Evaluate duplicates, sum or delete

morelator · October 3, 2020, 3:28pm

Hi all
My table looks as follows.
I have to operate with the values in “AccountedTime” if there are duplicate values in TicketNumber.

immagine

Case 1: values are equal (as in picture) then delete one of the rows
Case 2: values are different then subtract values and return result. Result could be reaplaced in AccountedTime or written in new column.
Any suggestions?
Thanks in advance

knimediger · October 3, 2020, 5:40pm

@morelator

The Duplicate Row Filter Node https://nodepit.com/node/org.knime.base.node.preproc.duplicates.DuplicateRowFilterNodeFactory might help you to solve that issue

Don’t forget to choose “Keep duplicate rows” in the advanced tab.

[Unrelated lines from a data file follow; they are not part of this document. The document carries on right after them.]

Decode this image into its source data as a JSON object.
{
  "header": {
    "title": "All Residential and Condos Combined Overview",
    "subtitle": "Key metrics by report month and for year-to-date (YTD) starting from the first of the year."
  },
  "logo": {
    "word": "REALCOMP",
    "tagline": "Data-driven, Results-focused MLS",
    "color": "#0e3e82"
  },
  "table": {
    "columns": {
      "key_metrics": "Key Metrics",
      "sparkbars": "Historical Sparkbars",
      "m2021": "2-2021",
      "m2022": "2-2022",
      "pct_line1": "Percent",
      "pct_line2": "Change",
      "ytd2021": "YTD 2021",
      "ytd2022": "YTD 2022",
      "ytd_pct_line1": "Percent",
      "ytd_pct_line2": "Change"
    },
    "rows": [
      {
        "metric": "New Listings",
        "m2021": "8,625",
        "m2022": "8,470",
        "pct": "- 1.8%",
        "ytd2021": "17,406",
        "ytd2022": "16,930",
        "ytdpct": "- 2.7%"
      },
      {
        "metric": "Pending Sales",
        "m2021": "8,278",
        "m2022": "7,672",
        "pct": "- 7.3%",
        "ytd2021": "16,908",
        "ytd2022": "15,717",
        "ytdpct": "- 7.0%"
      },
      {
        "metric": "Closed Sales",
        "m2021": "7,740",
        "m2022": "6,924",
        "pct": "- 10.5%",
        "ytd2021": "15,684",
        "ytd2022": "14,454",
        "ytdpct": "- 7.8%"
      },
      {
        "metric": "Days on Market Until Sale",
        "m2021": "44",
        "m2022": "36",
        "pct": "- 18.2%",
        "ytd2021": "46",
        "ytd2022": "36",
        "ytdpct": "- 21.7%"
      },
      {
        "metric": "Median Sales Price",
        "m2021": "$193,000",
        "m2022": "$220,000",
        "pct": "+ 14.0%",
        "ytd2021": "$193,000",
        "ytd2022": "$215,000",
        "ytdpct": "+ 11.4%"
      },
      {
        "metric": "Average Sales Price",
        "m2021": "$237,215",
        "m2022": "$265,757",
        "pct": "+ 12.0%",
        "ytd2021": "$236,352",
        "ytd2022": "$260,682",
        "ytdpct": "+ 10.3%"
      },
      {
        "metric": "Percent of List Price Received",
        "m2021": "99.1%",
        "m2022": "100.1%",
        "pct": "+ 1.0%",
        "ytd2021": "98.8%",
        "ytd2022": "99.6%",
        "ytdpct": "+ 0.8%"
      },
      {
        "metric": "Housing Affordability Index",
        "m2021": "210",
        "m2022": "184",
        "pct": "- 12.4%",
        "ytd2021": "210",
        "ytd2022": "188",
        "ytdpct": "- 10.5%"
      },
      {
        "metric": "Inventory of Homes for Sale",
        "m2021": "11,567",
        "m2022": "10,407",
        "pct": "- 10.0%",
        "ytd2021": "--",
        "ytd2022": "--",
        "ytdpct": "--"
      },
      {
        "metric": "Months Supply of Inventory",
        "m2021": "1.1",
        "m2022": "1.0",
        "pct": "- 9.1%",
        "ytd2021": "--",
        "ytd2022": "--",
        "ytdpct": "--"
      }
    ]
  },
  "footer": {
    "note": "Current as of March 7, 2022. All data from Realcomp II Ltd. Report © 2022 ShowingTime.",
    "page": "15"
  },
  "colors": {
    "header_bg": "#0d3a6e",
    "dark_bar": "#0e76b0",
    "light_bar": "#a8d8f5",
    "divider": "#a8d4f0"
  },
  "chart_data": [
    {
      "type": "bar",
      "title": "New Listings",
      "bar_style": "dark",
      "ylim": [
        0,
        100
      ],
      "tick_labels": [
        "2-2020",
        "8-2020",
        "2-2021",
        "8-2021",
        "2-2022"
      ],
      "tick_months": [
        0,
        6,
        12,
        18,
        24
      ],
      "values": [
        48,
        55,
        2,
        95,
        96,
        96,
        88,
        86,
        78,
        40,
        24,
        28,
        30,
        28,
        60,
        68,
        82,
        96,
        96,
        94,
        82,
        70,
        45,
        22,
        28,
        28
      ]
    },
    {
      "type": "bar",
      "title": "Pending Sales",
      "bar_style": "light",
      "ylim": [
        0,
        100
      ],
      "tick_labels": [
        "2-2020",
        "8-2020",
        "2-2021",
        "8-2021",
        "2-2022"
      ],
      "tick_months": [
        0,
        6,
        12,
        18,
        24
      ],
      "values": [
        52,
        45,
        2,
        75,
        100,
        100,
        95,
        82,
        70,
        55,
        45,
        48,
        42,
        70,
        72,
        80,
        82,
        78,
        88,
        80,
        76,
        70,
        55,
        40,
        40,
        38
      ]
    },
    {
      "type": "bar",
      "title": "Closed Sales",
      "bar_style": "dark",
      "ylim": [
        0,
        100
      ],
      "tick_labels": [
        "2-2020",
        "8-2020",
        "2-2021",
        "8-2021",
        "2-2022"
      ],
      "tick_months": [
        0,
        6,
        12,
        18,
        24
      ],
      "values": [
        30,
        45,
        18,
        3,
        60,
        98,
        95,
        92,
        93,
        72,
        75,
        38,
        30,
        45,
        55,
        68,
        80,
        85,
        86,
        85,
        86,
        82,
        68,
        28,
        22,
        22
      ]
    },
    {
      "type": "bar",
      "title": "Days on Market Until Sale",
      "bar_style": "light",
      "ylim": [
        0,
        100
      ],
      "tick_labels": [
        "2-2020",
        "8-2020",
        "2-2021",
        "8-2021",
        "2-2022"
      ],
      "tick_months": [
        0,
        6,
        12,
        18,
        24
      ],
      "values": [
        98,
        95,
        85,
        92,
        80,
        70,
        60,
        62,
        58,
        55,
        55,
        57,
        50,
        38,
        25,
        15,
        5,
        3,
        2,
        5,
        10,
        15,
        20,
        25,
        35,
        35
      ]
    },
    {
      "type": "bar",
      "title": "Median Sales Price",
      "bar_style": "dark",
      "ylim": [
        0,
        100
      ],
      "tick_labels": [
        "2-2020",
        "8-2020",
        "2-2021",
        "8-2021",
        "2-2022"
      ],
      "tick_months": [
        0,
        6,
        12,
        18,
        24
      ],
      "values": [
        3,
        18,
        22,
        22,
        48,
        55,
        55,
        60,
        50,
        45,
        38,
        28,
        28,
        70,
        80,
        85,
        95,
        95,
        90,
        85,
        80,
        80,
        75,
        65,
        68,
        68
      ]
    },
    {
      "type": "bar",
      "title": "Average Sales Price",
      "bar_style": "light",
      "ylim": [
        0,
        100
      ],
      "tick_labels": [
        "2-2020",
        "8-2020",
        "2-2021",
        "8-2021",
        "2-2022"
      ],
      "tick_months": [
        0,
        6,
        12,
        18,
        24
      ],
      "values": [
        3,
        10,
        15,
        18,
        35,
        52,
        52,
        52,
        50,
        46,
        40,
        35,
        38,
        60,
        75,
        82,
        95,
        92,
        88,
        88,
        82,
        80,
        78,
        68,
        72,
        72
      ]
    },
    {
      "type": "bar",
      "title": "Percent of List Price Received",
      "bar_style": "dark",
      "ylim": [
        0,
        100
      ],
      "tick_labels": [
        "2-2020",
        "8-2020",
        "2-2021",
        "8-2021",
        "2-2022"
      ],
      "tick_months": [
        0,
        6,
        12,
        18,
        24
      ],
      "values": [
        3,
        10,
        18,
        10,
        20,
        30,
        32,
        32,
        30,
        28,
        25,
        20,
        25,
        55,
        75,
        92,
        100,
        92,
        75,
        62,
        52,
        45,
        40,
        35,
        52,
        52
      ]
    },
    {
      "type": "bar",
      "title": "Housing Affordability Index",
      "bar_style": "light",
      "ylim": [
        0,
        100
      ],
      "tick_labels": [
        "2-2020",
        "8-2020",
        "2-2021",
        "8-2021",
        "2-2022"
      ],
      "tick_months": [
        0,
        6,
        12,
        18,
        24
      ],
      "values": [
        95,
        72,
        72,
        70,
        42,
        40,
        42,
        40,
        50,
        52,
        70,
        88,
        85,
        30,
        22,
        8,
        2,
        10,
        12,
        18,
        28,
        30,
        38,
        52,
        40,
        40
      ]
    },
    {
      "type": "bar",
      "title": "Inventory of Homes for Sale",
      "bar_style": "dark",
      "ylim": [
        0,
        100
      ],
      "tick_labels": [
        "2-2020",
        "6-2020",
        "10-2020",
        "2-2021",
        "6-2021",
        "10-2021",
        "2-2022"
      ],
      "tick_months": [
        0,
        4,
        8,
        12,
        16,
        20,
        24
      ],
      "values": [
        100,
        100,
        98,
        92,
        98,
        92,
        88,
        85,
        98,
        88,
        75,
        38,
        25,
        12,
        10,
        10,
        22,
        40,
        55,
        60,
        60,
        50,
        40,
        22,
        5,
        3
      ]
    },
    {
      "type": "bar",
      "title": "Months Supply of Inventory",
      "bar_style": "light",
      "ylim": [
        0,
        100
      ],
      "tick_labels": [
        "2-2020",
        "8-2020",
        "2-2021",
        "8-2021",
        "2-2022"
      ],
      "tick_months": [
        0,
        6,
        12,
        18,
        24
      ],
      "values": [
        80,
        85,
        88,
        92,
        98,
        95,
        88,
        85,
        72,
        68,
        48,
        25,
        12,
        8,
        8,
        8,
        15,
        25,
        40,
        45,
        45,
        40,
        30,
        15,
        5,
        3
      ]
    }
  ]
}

The result set is the original table with a separate column that tells you whether the row is unique or duplicate.

When applying it to ticket# and time you can identify duplicates on both fields (result 1)
Applying it only to ticket# and substracting result 1 will give you identical ticket#

Calculating the difference of two rows without any details about the sequence might be difficult as this operation is not commutative: V1 - v2 <> v2 - v1

HTH

morelator · October 3, 2020, 7:41pm

Thanks @knimediger
Up to what you say I should run the same node Duplicate Row Filter two times applied to the same input. Is it that you mean?

immagine

once I get the result1 as in following pic, how does the subtraction works?

immagine

The output tables are identical in both nodes (66 and 67). It’s unclear how to calculate the difference.
Thanks for help

knimediger · October 3, 2020, 8:46pm

The first filter should be run run on both columns (ticket# and time). That will deliver you duplicate in ticket# and time. one line is the choosen one (first entry) the others are duplicates from this.

As you want to delete these entries you may apply the row filter on “duplicate” and exclude these rows.

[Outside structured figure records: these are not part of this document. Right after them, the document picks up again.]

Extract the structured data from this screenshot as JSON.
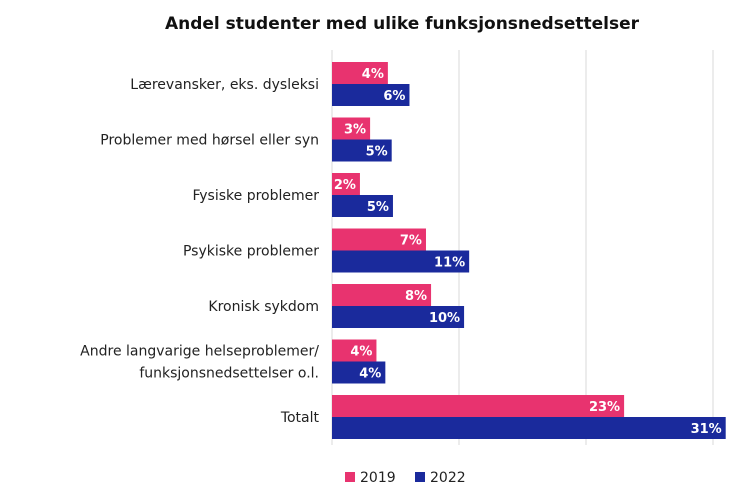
{
  "chart_data": {
    "type": "bar",
    "orientation": "horizontal",
    "title": "Andel studenter med ulike funksjonsnedsettelser",
    "xlabel": "",
    "ylabel": "",
    "categories": [
      "Lærevansker, eks. dysleksi",
      "Problemer med hørsel eller syn",
      "Fysiske problemer",
      "Psykiske problemer",
      "Kronisk sykdom",
      "Andre langvarige helseproblemer/ funksjonsnedsettelser o.l.",
      "Totalt"
    ],
    "category_lines": [
      [
        "Lærevansker, eks. dysleksi"
      ],
      [
        "Problemer med hørsel eller syn"
      ],
      [
        "Fysiske problemer"
      ],
      [
        "Psykiske problemer"
      ],
      [
        "Kronisk sykdom"
      ],
      [
        "Andre langvarige helseproblemer/",
        "funksjonsnedsettelser o.l."
      ],
      [
        "Totalt"
      ]
    ],
    "series": [
      {
        "name": "2019",
        "color": "#e8336f",
        "values": [
          4.4,
          3.0,
          2.2,
          7.4,
          7.8,
          3.5,
          23.0
        ],
        "labels": [
          "4%",
          "3%",
          "2%",
          "7%",
          "8%",
          "4%",
          "23%"
        ]
      },
      {
        "name": "2022",
        "color": "#1a2a9c",
        "values": [
          6.1,
          4.7,
          4.8,
          10.8,
          10.4,
          4.2,
          31.0
        ],
        "labels": [
          "6%",
          "5%",
          "5%",
          "11%",
          "10%",
          "4%",
          "31%"
        ]
      }
    ],
    "xlim": [
      0,
      30
    ],
    "gridlines": [
      10,
      20,
      30
    ],
    "grid": true,
    "gridline_color": "#d9d9d9",
    "legend_position": "bottom"
  }
}
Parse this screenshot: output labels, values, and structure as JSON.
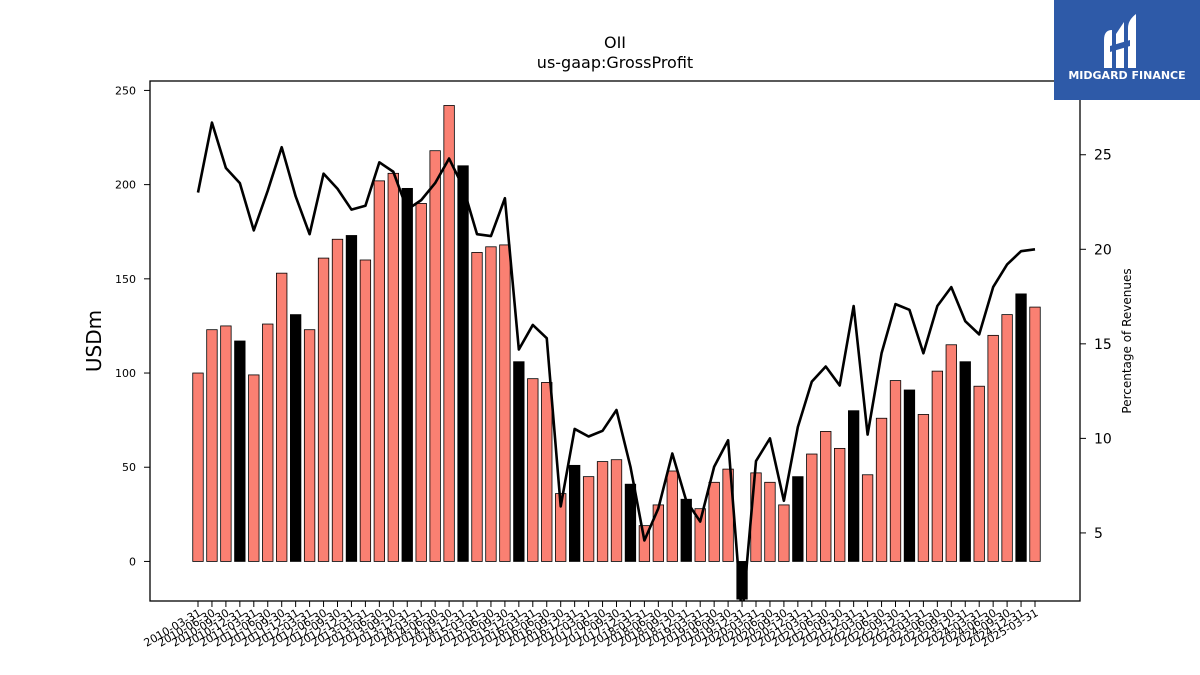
{
  "brand": {
    "name": "MIDGARD FINANCE",
    "bg_color": "#2e5aa8"
  },
  "chart_data": {
    "type": "bar",
    "title": "OII",
    "subtitle": "us-gaap:GrossProfit",
    "ylabel": "USDm",
    "y2label": "Percentage of Revenues",
    "ylim": [
      -21,
      255
    ],
    "y2lim": [
      1.4,
      28.9
    ],
    "yticks": [
      0,
      50,
      100,
      150,
      200,
      250
    ],
    "y2ticks": [
      5,
      10,
      15,
      20,
      25
    ],
    "grid": false,
    "categories": [
      "2010-03-31",
      "2010-06-30",
      "2010-09-30",
      "2010-12-31",
      "2011-03-31",
      "2011-06-30",
      "2011-09-30",
      "2011-12-31",
      "2012-03-31",
      "2012-06-30",
      "2012-09-30",
      "2012-12-31",
      "2013-03-31",
      "2013-06-30",
      "2013-09-30",
      "2013-12-31",
      "2014-03-31",
      "2014-06-30",
      "2014-09-30",
      "2014-12-31",
      "2015-03-31",
      "2015-06-30",
      "2015-09-30",
      "2015-12-31",
      "2016-03-31",
      "2016-06-30",
      "2016-09-30",
      "2016-12-31",
      "2017-03-31",
      "2017-06-30",
      "2017-09-30",
      "2017-12-31",
      "2018-03-31",
      "2018-06-30",
      "2018-09-30",
      "2018-12-31",
      "2019-03-31",
      "2019-06-30",
      "2019-09-30",
      "2019-12-31",
      "2020-03-31",
      "2020-06-30",
      "2020-09-30",
      "2020-12-31",
      "2021-03-31",
      "2021-06-30",
      "2021-09-30",
      "2021-12-31",
      "2022-03-31",
      "2022-06-30",
      "2022-09-30",
      "2022-12-31",
      "2023-03-31",
      "2023-06-30",
      "2023-09-30",
      "2023-12-31",
      "2024-03-31",
      "2024-06-30",
      "2024-09-30",
      "2024-12-31",
      "2025-03-31"
    ],
    "series": [
      {
        "kind": "bar",
        "axis": "left",
        "color": "#fa8072",
        "q4_color": "#000000",
        "values": [
          100,
          123,
          125,
          117,
          99,
          126,
          153,
          131,
          123,
          161,
          171,
          173,
          160,
          202,
          206,
          198,
          190,
          218,
          242,
          210,
          164,
          167,
          168,
          106,
          97,
          95,
          36,
          51,
          45,
          53,
          54,
          41,
          19,
          30,
          48,
          33,
          28,
          42,
          49,
          -20,
          47,
          42,
          30,
          45,
          57,
          69,
          60,
          80,
          46,
          76,
          96,
          91,
          78,
          101,
          115,
          106,
          93,
          120,
          131,
          142,
          135
        ]
      },
      {
        "kind": "line",
        "axis": "right",
        "color": "#000000",
        "values": [
          23,
          26.7,
          24.3,
          23.5,
          21,
          23.1,
          25.4,
          22.8,
          20.8,
          24,
          23.2,
          22.1,
          22.3,
          24.6,
          24.1,
          22.1,
          22.6,
          23.5,
          24.8,
          23.3,
          20.8,
          20.7,
          22.7,
          14.7,
          16,
          15.3,
          6.4,
          10.5,
          10.1,
          10.4,
          11.5,
          8.5,
          4.6,
          6.3,
          9.2,
          6.7,
          5.6,
          8.5,
          9.9,
          0.5,
          8.8,
          10,
          6.7,
          10.6,
          13,
          13.8,
          12.8,
          17,
          10.2,
          14.5,
          17.1,
          16.8,
          14.5,
          17,
          18,
          16.2,
          15.5,
          18,
          19.2,
          19.9,
          20
        ]
      }
    ]
  }
}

The second filter should only be run on timestamp (select in tab options only the ticket# column). This will give all duplicates (including the ones you got with the first check).

Now it’s up to you to treat the duplicates.

Hope that clarifies your questions.

morelator · October 3, 2020, 9:05pm

Thanks for your kind reply. What you say is exactly what I had already done. From Node 66 and Node 67 I get two tables which essentially have the same data. The only difference is the rows with duplicate values if I exclude them as you say in Node 66 but I still don’t understand how to handle the comparison.

Daniel_Weikert · October 4, 2020, 10:32am

Can you add sample data. It’s always easier to solve it then

Luca_Italy · October 4, 2020, 2:13pm

Hi morelator,
try my workflow duplicate tickets.knwf (30.4 KB)

i’ve made the assumption that the more recent ticket value have to be subtracted to the older one, feel free to modify it.

Luca

system · October 11, 2020, 2:13pm

This topic was automatically closed 7 days after the last reply. New replies are no longer allowed.